Sri Lanka: 11oct - 3rd nov 2016
Negombo 11th Oct - 14th Oct 2016
After a quick but turbulent hop from south India to Sri Lanka we landed in Colombo the capital city and listening to the advice of many people who'd described Colombo as a big boring city we immediately left and got an over expensive taxi up the coast a few miles to a town called Negombo. In reference to the taxi we have since come to the conclusion that the first journey into any new city is going to be the most expensive journey of your time there, usually because you arrive somewhat tired and disorientated and where you arrive into, often a bus station or airport has a tendency to be well outside of the city centre. When there are public transport links they tend to be more expensive anyway and where there aren't and you're left to the mercy of the local taxi drivers then you no there's not a chance of getting a cheap ride....We truly found this out when we arrived in Probolingo, Java, so watch out for that story when we get round to telling it. This time round we ended up paying 13gbp for the journey that took only a few minutes which considering we were in one of the cheapest countries in the world was an absolute rip off (and roughly a 3rd of our daily budget), however as a side note the car was very nice and it was the first time we'd worn a seatbelt in a long time which was an odd sensation to realise.
Anyway
Negombo is a small seaside town just north of Colombo on the west coast of Sri Lanka a town full of guesthouses, hotels and resorts, lots of resorts and to go along with these expensive resorts were expensive restaurants too. Not so good for us. We'd heard that Sri Lanka was as cheap or possibly cheaper than India but that this point in time we did not believe it. In any case over the next few days we ended up eating beef or chicken stir fry on several occasions, partly because it was the cheapest food in the area (surprisingly) and partly because it was a welcome break from curry which although is always tasty was starting to get a little tiresome after a month in India. This break from local food did however put us on a bit of a bad path. From this point on we ate very little Sri Lankan food until almost the end of our trip when I discovered one of my new favourite foods.
Even on a terrible camera the sunset still looks good |
We spent sometime walking around the various parts of Negombo as although it was quite a small town it was still spread out over a fairly large area. At one end of the town were the resorts at the other was the bus station and a few innocuous high streets and in between were canals connecting the town together, a pungent wet fish market and a few but diverse religious buildings. On one road was a church which looked like it had been brought straight from the somewhere in western Europe (thanks to St Francis Xavier, a name we'd see a lot in coming months), down the road from a Hindu temple which was near identical in design to that of the Meenakshi temple in Madurai. We also spent this time getting to grips with the Sri Lankan rupee. In India the conversion rate had been 1gbp to 88 rupees and after getting used to that over the course of a month we had to adapt to use 1gbp to 180 rupees. The transition was quite confusing especially since the two currencies shared a name.

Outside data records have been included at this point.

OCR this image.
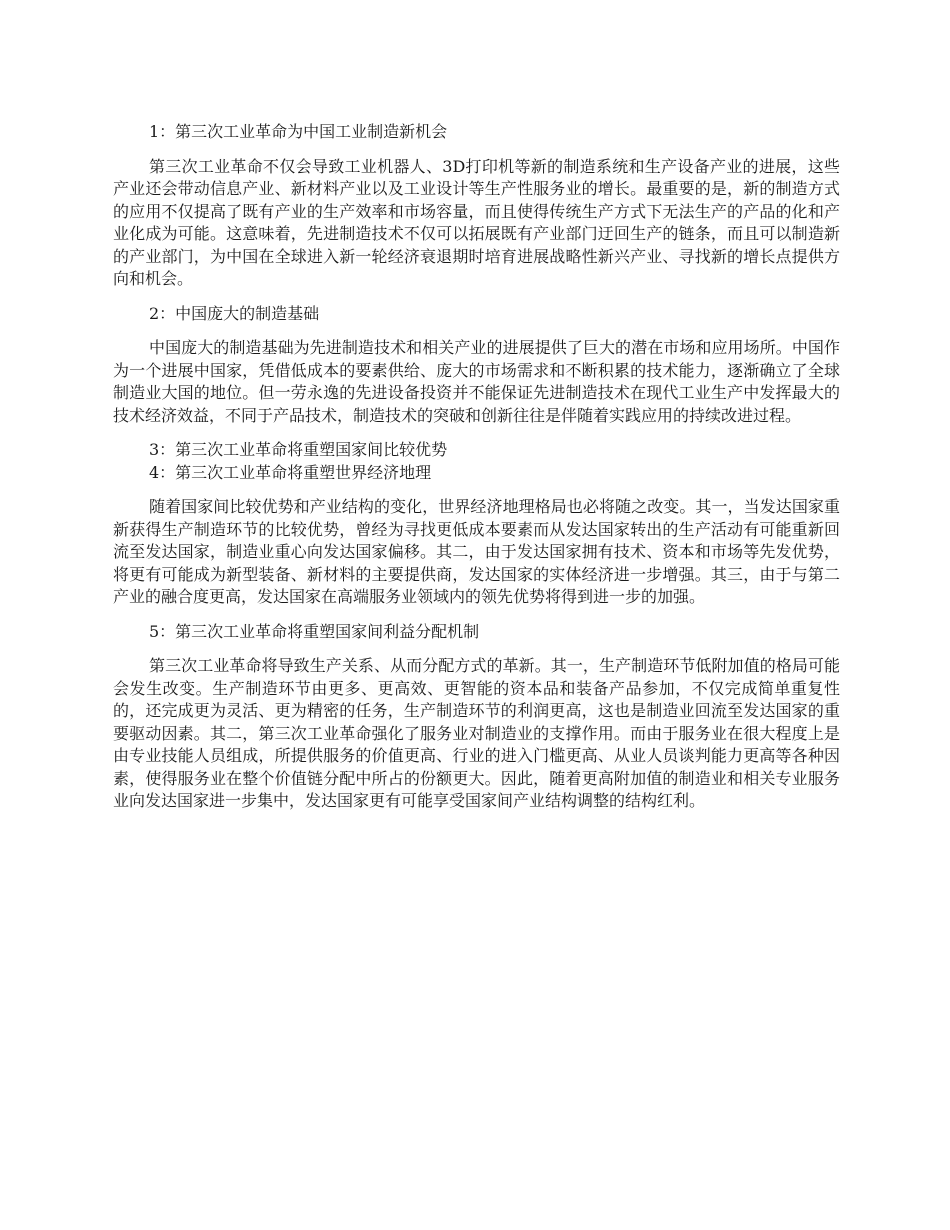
1：第三次工业革命为中国工业制造新机会

第三次工业革命不仅会导致工业机器人、3D打印机等新的制造系统和生产设备产业的进展，这些产业还会带动信息产业、新材料产业以及工业设计等生产性服务业的增长。最重要的是，新的制造方式的应用不仅提高了既有产业的生产效率和市场容量，而且使得传统生产方式下无法生产的产品的化和产业化成为可能。这意味着，先进制造技术不仅可以拓展既有产业部门迂回生产的链条，而且可以制造新的产业部门，为中国在全球进入新一轮经济衰退期时培育进展战略性新兴产业、寻找新的增长点提供方向和机会。

2：中国庞大的制造基础

中国庞大的制造基础为先进制造技术和相关产业的进展提供了巨大的潜在市场和应用场所。中国作为一个进展中国家，凭借低成本的要素供给、庞大的市场需求和不断积累的技术能力，逐渐确立了全球制造业大国的地位。但一劳永逸的先进设备投资并不能保证先进制造技术在现代工业生产中发挥最大的技术经济效益，不同于产品技术，制造技术的突破和创新往往是伴随着实践应用的持续改进过程。

3：第三次工业革命将重塑国家间比较优势

4：第三次工业革命将重塑世界经济地理

随着国家间比较优势和产业结构的变化，世界经济地理格局也必将随之改变。其一，当发达国家重新获得生产制造环节的比较优势，曾经为寻找更低成本要素而从发达国家转出的生产活动有可能重新回流至发达国家，制造业重心向发达国家偏移。其二，由于发达国家拥有技术、资本和市场等先发优势，将更有可能成为新型装备、新材料的主要提供商，发达国家的实体经济进一步增强。其三，由于与第二产业的融合度更高，发达国家在高端服务业领域内的领先优势将得到进一步的加强。

5：第三次工业革命将重塑国家间利益分配机制

第三次工业革命将导致生产关系、从而分配方式的革新。其一，生产制造环节低附加值的格局可能会发生改变。生产制造环节由更多、更高效、更智能的资本品和装备产品参加，不仅完成简单重复性的，还完成更为灵活、更为精密的任务，生产制造环节的利润更高，这也是制造业回流至发达国家的重要驱动因素。其二，第三次工业革命强化了服务业对制造业的支撑作用。而由于服务业在很大程度上是由专业技能人员组成，所提供服务的价值更高、行业的进入门槛更高、从业人员谈判能力更高等各种因素，使得服务业在整个价值链分配中所占的份额更大。因此，随着更高附加值的制造业和相关专业服务业向发达国家进一步集中，发达国家更有可能享受国家间产业结构调整的结构红利。
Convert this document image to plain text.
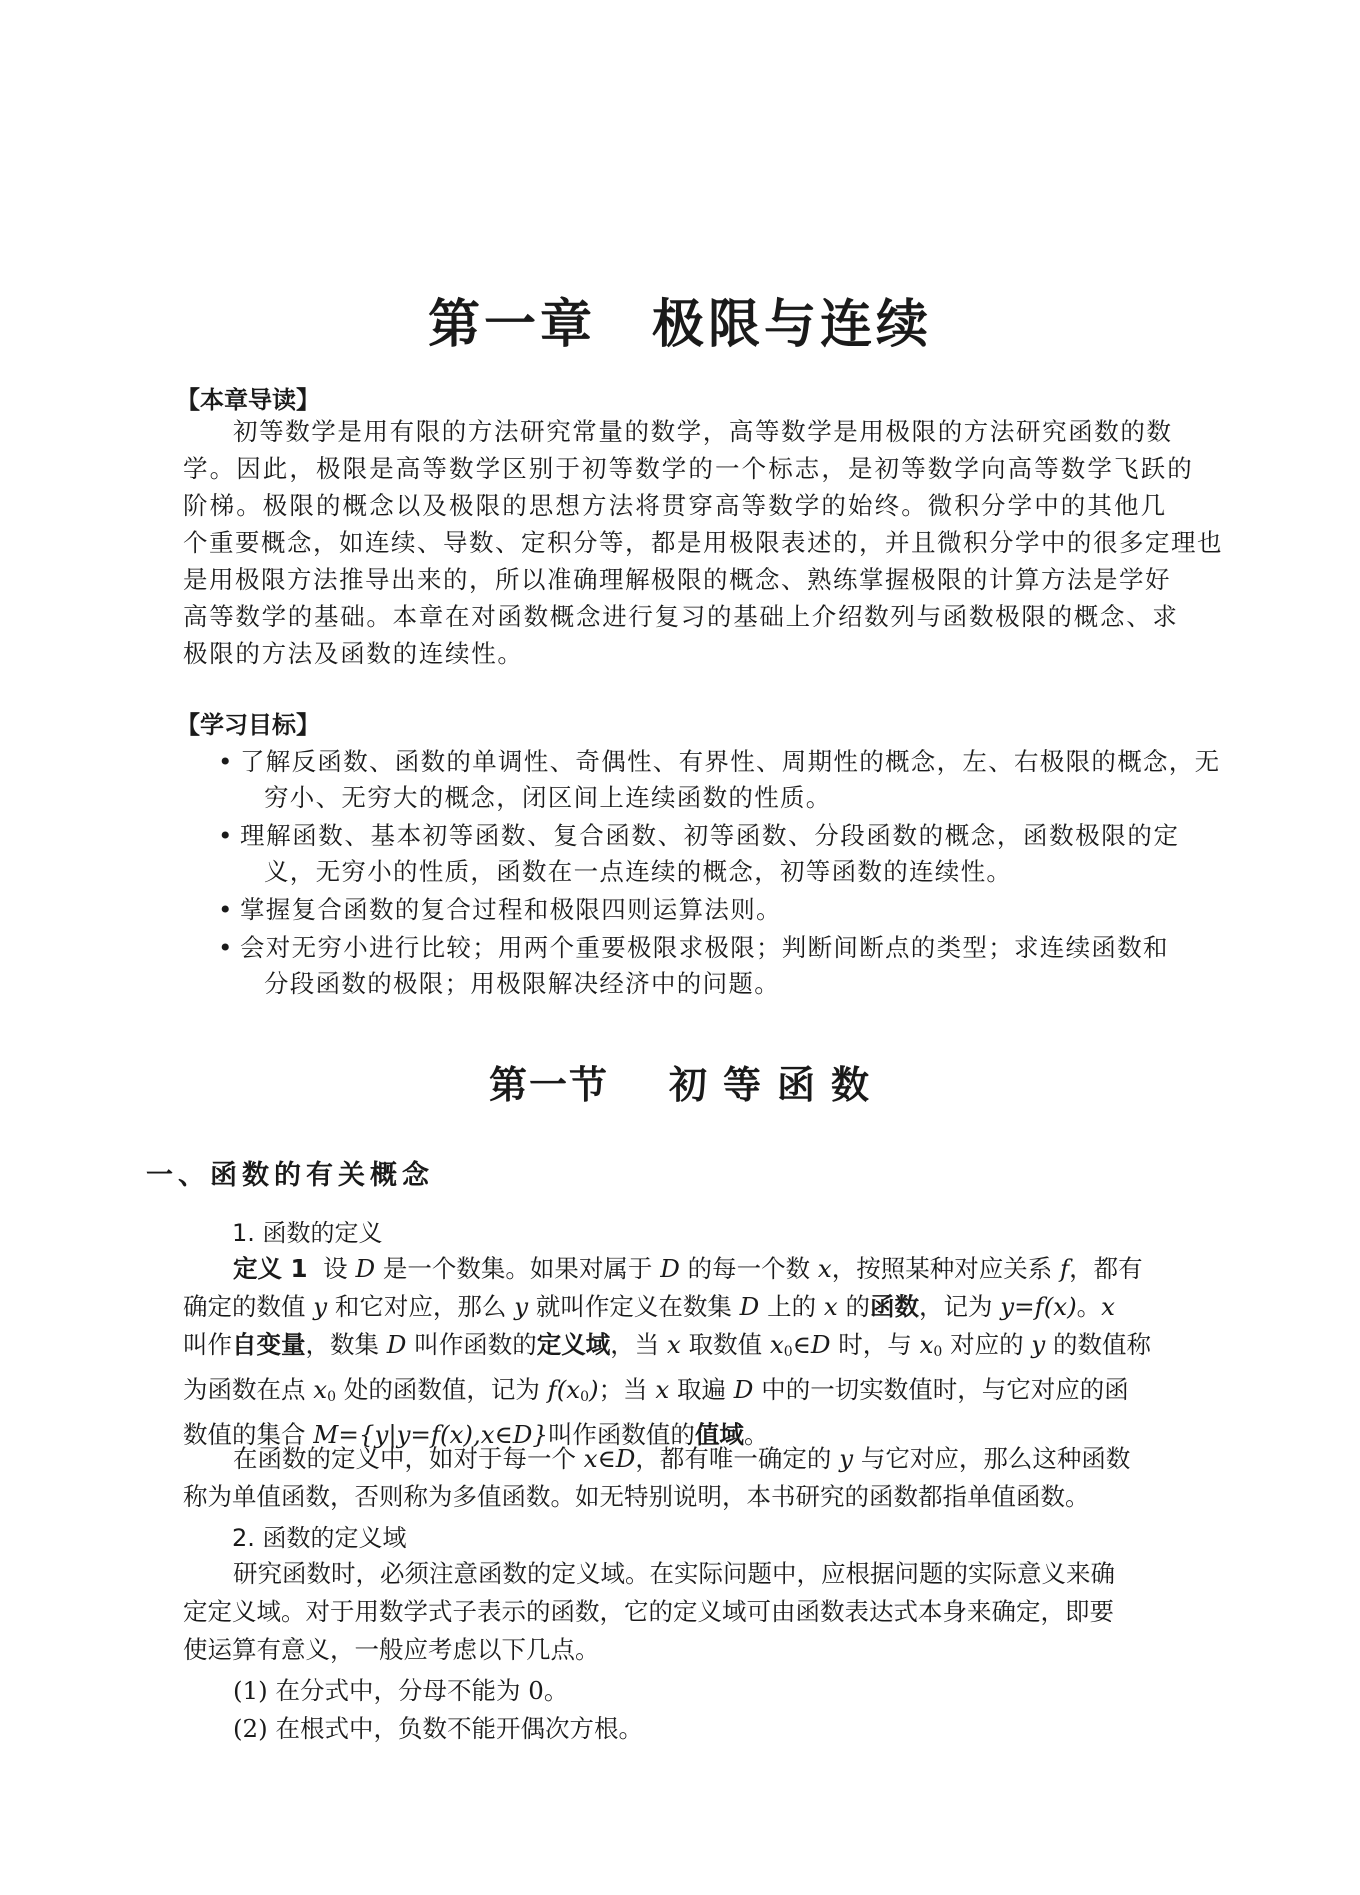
第一章 极限与连续

【本章导读】

初等数学是用有限的方法研究常量的数学，高等数学是用极限的方法研究函数的数
学。因此，极限是高等数学区别于初等数学的一个标志，是初等数学向高等数学飞跃的
阶梯。极限的概念以及极限的思想方法将贯穿高等数学的始终。微积分学中的其他几
个重要概念，如连续、导数、定积分等，都是用极限表述的，并且微积分学中的很多定理也
是用极限方法推导出来的，所以准确理解极限的概念、熟练掌握极限的计算方法是学好
高等数学的基础。本章在对函数概念进行复习的基础上介绍数列与函数极限的概念、求
极限的方法及函数的连续性。

【学习目标】

• 了解反函数、函数的单调性、奇偶性、有界性、周期性的概念，左、右极限的概念，无
穷小、无穷大的概念，闭区间上连续函数的性质。
• 理解函数、基本初等函数、复合函数、初等函数、分段函数的概念，函数极限的定
义，无穷小的性质，函数在一点连续的概念，初等函数的连续性。
• 掌握复合函数的复合过程和极限四则运算法则。
• 会对无穷小进行比较；用两个重要极限求极限；判断间断点的类型；求连续函数和
分段函数的极限；用极限解决经济中的问题。
第一节 初 等 函 数
一、函数的有关概念

1. 函数的定义

定义 1 设 D 是一个数集。如果对属于 D 的每一个数 x，按照某种对应关系 f，都有
确定的数值 y 和它对应，那么 y 就叫作定义在数集 D 上的 x 的函数，记为 y=f(x)。x
叫作自变量，数集 D 叫作函数的定义域，当 x 取数值 $x_0\in D$ 时，与 $x_0$ 对应的 y 的数值称
为函数在点 $x_0$ 处的函数值，记为 $f(x_0)$；当 x 取遍 D 中的一切实数值时，与它对应的函
数值的集合 M={y|y=f(x),x∈D}叫作函数值的值域。
在函数的定义中，如对于每一个 x∈D，都有唯一确定的 y 与它对应，那么这种函数
称为单值函数，否则称为多值函数。如无特别说明，本书研究的函数都指单值函数。

2. 函数的定义域

研究函数时，必须注意函数的定义域。在实际问题中，应根据问题的实际意义来确
定定义域。对于用数学式子表示的函数，它的定义域可由函数表达式本身来确定，即要
使运算有意义，一般应考虑以下几点。

(1) 在分式中，分母不能为 0。

(2) 在根式中，负数不能开偶次方根。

When we took a walk to the fish market we ended up arriving a little late in the day because we'd slept in, gotten hungry because we hadn't eaten breakfast and then been distracted by 2 big juicy burgers. Consequently things were starting to wind down, the fish and been sold or stored and the guts were starting to be washed away in big bloody rivers. We however met and end up talking to a on old fisherman who had supposedly met Rick Stein when he was filming a tv series in Sri Lanka, he then proceeded to explain how the fish were caught, stored, gutted, dried in the sun and salted. The salt both preserving it from rotting and from being eaten by the voracious seagulls flying in great numbers overhead. He also proudly told us how all the best fish is kept and eaten straight away by the locals on the coast and the rest, the salted and dried fish goes in land. His advice was to only eat fish when you're on the coast. Good advice Mr Fisherman. What struck as both as strange and sad was how we were both on the back foot and wary of this strange man as soon as he approached us. Not because we sensed danger but purely because after India where the only randomers who approached us either wanted a photo or more likely were sweet talking us whilst preparing a sales pitch. It was a sad attitude to have because it meant that for a long time after we didn't really trust random people who wanted to make conversation with us. That's not to say we weren't duped by random strangers at all in Sri Lanka but the example I'm thinking of didn't happen until we arrived in Galle at the end of our Sri Lankan experience.
Fiiiiiiiiiiiish |
Man vs Wild: Spider Edition |
Our first overall impressions of Ceylon were very positive. It had some of the best elements of India with the food and the scenery but with noticeably less population and less chaos and all the locals we met were amazingly kind and talkative which is always a bonus.
After a few relaxing days on the Sri Lankan Coast acclimatising to the way of life here it was time to head in land. To Kandy.